The bill would keep the government funded through April, a sharp contrast to the roughly six-month stopgap being pushed by Republicans and President Trump.
“There is a very clear alternative to House Republicans’ plan: immediately passing a short-term patch to prevent a senseless shutdown and finishing work on serious, bipartisan funding bills that invest in working Americans, keep our country safe, and ensure our constituents have a say in how federal funding is spent,” Sen. Patty Murray (Wash.) and Rep. Rosa DeLauro (D-Conn.), top Democrats on the appropriations committees in the Senate and House, respectively, said in a joint statement.
“Today, we are introducing a short-term continuing resolution to do just that. Congress should work together in a bipartisan way to prevent a shutdown and invest in working families and communities in every part of the country,” they said.
The long-shot bid comes as House Republicans are expected to vote on their funding plan as early as Tuesday.
Negotiators on both sides had previously been hopeful of striking a bipartisan deal on overall government spending for fiscal 2025, which began in October.
But both parties have struggled to reach an overall funding agreement amid a fierce debate over the president’s authority to withhold dollars already allocated by Congress and lay off thousands of federal workers as part of a sweeping operation to reshape the government.

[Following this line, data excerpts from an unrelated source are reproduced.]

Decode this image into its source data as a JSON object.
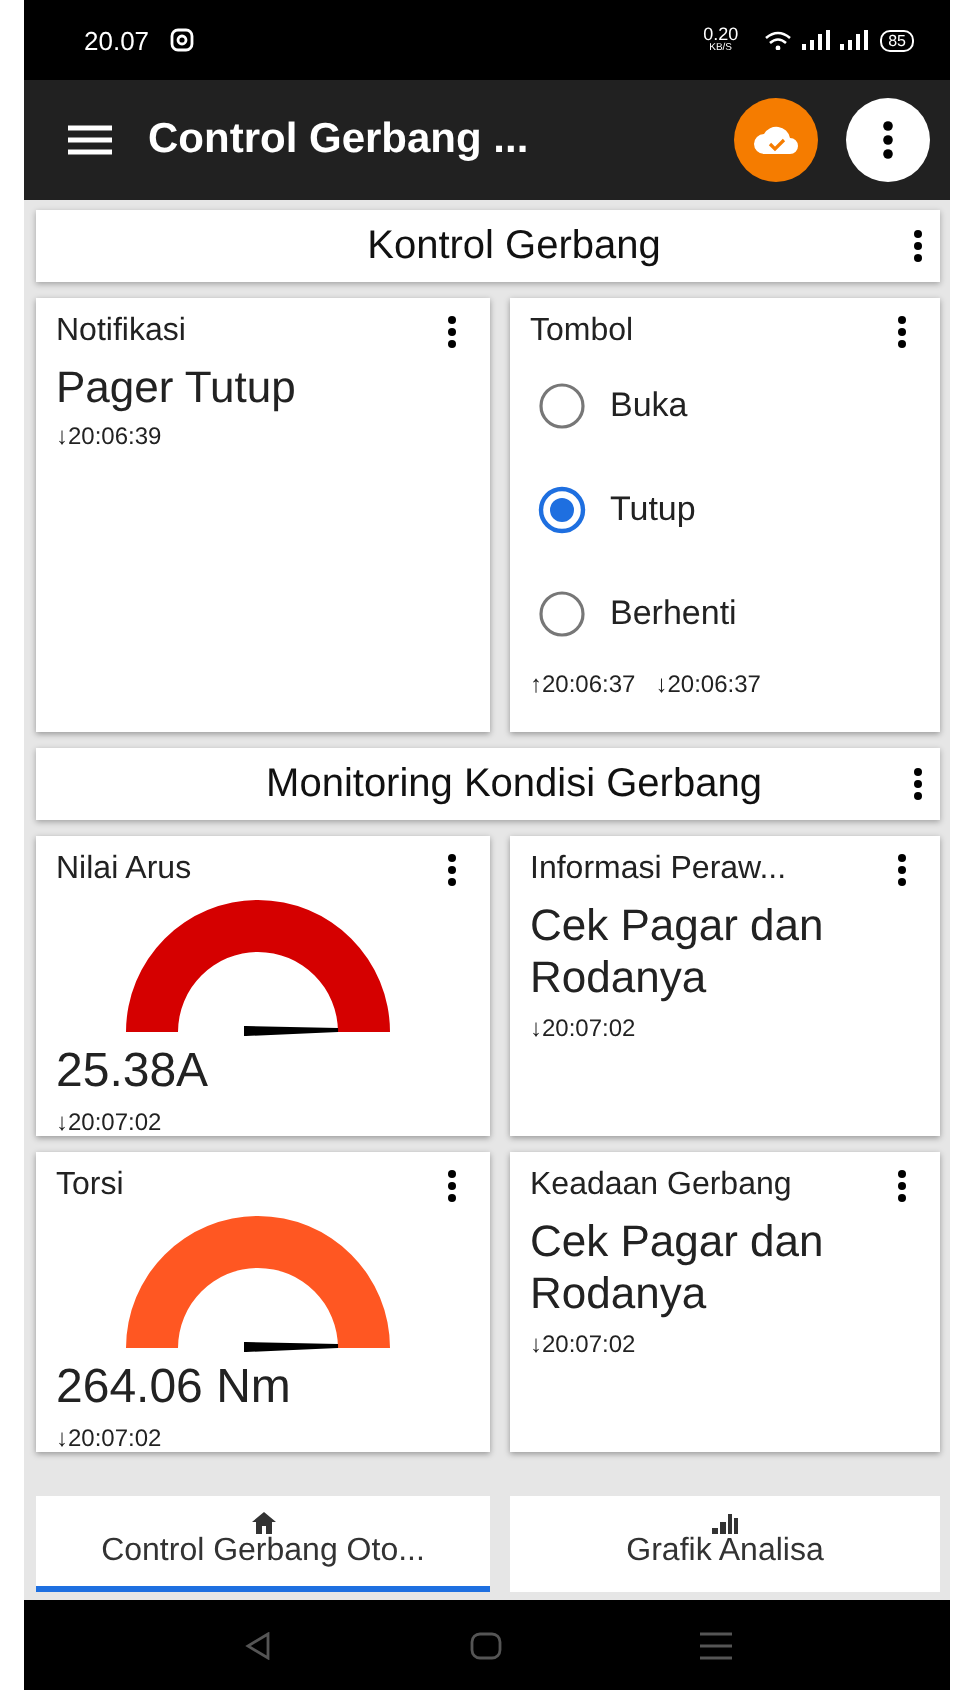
{
  "status_bar": {
    "time": "20.07",
    "speed_value": "0.20",
    "speed_unit": "KB/S",
    "battery": "85"
  },
  "app_bar": {
    "title": "Control Gerbang ..."
  },
  "sections": [
    {
      "title": "Kontrol Gerbang",
      "cards": [
        {
          "kind": "text",
          "title": "Notifikasi",
          "value": "Pager Tutup",
          "times": [
            "↓20:06:39"
          ]
        },
        {
          "kind": "radio",
          "title": "Tombol",
          "options": [
            {
              "label": "Buka",
              "selected": false
            },
            {
              "label": "Tutup",
              "selected": true
            },
            {
              "label": "Berhenti",
              "selected": false
            }
          ],
          "times": [
            "↑20:06:37",
            "↓20:06:37"
          ]
        }
      ]
    },
    {
      "title": "Monitoring Kondisi Gerbang",
      "cards": [
        {
          "kind": "gauge",
          "title": "Nilai Arus",
          "color": "#d50000",
          "value": "25.38A",
          "times": [
            "↓20:07:02"
          ]
        },
        {
          "kind": "text",
          "title": "Informasi Peraw...",
          "value": "Cek Pagar dan Rodanya",
          "times": [
            "↓20:07:02"
          ]
        },
        {
          "kind": "gauge",
          "title": "Torsi",
          "color": "#ff5722",
          "value": "264.06 Nm",
          "times": [
            "↓20:07:02"
          ]
        },
        {
          "kind": "text",
          "title": "Keadaan Gerbang",
          "value": "Cek Pagar dan Rodanya",
          "times": [
            "↓20:07:02"
          ]
        }
      ]
    }
  ],
  "tabs": [
    {
      "label": "Control Gerbang Oto...",
      "kind": "home",
      "selected": true
    },
    {
      "label": "Grafik Analisa",
      "kind": "chart",
      "selected": false
    }
  ]
}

Republicans have been pointing fingers at Democrats for the sputtered funding talks, saying any blame for a potential government shutdown should fall squarely on their shoulders, while panning Democratic asks for assurances that the administration will spend the money as directed as a nonstarter.
“Democrats wanted a lot of things in the bill that were not originally even under discussion, and I think it’s a reaction to [the Department of Government Efficiency] and Trump, you know, that we don’t normally put an appropriations bill,” House Appropriations Chair Tom Cole (R-Okla.) said on Monday.
“And you’re not going to get a Republican Senate in the Republican House to restrain a Republican president,” Cole said.
Republicans have called their stopgap “clean,” with Cole saying on Monday that there’s “no DOGE savings in here, there’s no nothing in here.”
But top Democratic appropriators have accused Republicans of shortchanging programs like the National Institutes of Health (NIH), nuclear weapons proliferation programs, as well as agricultural research efforts and some farmer assistance at the United States Department of Agriculture (USDA).